Still, it seems clear that something unusual happened on April 29th 1994, and as mentioned at the beginning it was quickly noted in the Danish newspapers and editorials. A sense of pride and satisfaction over the Danish soldiers’ resolute and effective response in a situation where many Danish lives could have been lost was quite widespread.
Political scientist Ole Wæver observed: "The jingoistic tone of the reporting as well as statements by the Minister of Defence and other politicians indicated pride in the Danes' finally exhibiting a bit of macho behaviour after months of humiliation by the Serbs. Danes seemed little concerned by the fact that our soldiers were using armed force; on the contrary, they were rather proud of it".
The historical perspective played an important role here. In "Bøllebank", the Danish military won the biggest battle since the Second World War, and the incident is therefore a milestone in Danish military history.
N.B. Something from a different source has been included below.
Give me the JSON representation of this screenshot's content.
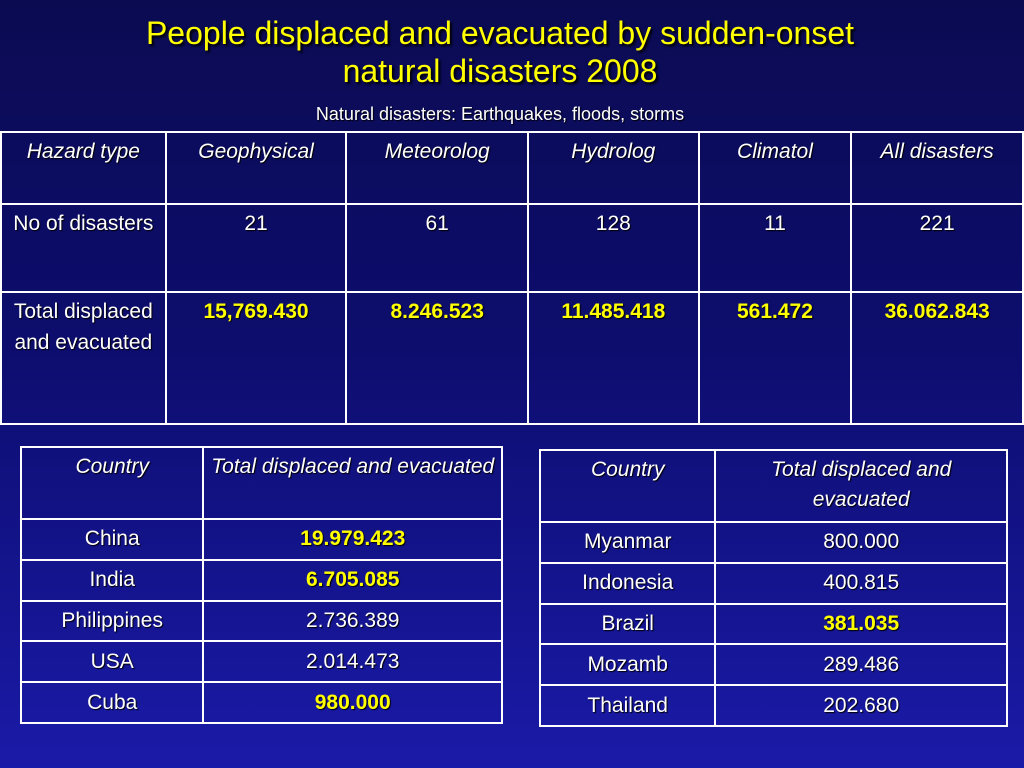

At the same time, it was noticed around the world and rekindled in a way respect for the little country’s defence forces.
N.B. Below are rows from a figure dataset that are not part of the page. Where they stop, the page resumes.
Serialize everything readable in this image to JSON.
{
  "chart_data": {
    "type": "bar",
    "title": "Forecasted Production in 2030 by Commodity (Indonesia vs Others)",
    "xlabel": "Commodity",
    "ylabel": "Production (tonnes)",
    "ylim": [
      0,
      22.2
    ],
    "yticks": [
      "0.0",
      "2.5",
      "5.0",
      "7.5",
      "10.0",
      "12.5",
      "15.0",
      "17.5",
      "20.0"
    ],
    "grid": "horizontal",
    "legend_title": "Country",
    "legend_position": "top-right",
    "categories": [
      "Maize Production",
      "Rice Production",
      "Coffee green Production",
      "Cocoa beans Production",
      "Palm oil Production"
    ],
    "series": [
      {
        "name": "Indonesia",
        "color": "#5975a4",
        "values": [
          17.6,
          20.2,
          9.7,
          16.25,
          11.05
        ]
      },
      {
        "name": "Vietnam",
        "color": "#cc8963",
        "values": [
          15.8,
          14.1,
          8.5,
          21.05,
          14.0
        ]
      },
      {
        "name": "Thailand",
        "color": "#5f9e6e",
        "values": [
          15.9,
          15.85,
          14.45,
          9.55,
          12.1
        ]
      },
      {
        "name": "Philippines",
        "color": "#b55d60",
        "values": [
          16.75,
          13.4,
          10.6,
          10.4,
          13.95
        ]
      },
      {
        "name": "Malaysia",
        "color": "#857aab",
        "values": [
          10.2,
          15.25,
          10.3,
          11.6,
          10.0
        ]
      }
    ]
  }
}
One example says that "´Operation Bøllebank´ gave us credit; after that there were pictures of our tanks hanging in the Pentagon". Nationally, the battle resulted in a similar popularizing effect, and in the defence-system itself it has taken on an almost mythological meaning.
Perceptions like "the Danish soldiers in Bøllebank saved thousands of lives in Tuzla, they raised the nations’ esteem and created new norms for military engagement under the UN" , have played a vital part in creating a more positive attitude towards the military and its missions and personnel among the Danish population. In spite of all this praise , the involved soldiers haven´t received military decorations or medals of bravery.
Back in 1997, the Danish Defence investigated the case, but concluded that the "effort was not evaluated to such a high degree of bravery that it should entitle those present to decoration". The following year, Møller and Kirk were honoured with "Ebbe Muncks Prize of Honour" and praise from the Queen for having that kind of "responsibility, judgement and will of action the Danish soldiers showed in a very critical situation".
In many people’s memory of "Bøllebank", lieutenantcolonel Lars. R. Møller stands in the centre. Through his role under the battle and his later involvement in public relations he is probably the closest thing to a war hero that Denmark has spawned since the Second World War where Major Anders Lassen fought as a British commando.
Nevertheless, this article hopes to have showed some other faces of the group of approx. 30 Danish soldiers that was directly involved in "Operation Bøllebank". In perspective, the dramatic events of april 29th 1994 gave Danish society real war veterans for the first time in generations and was a clear sign of a future where the military’s battles will take placefar away from old fortresses such as Dannevirke and Dybbøl.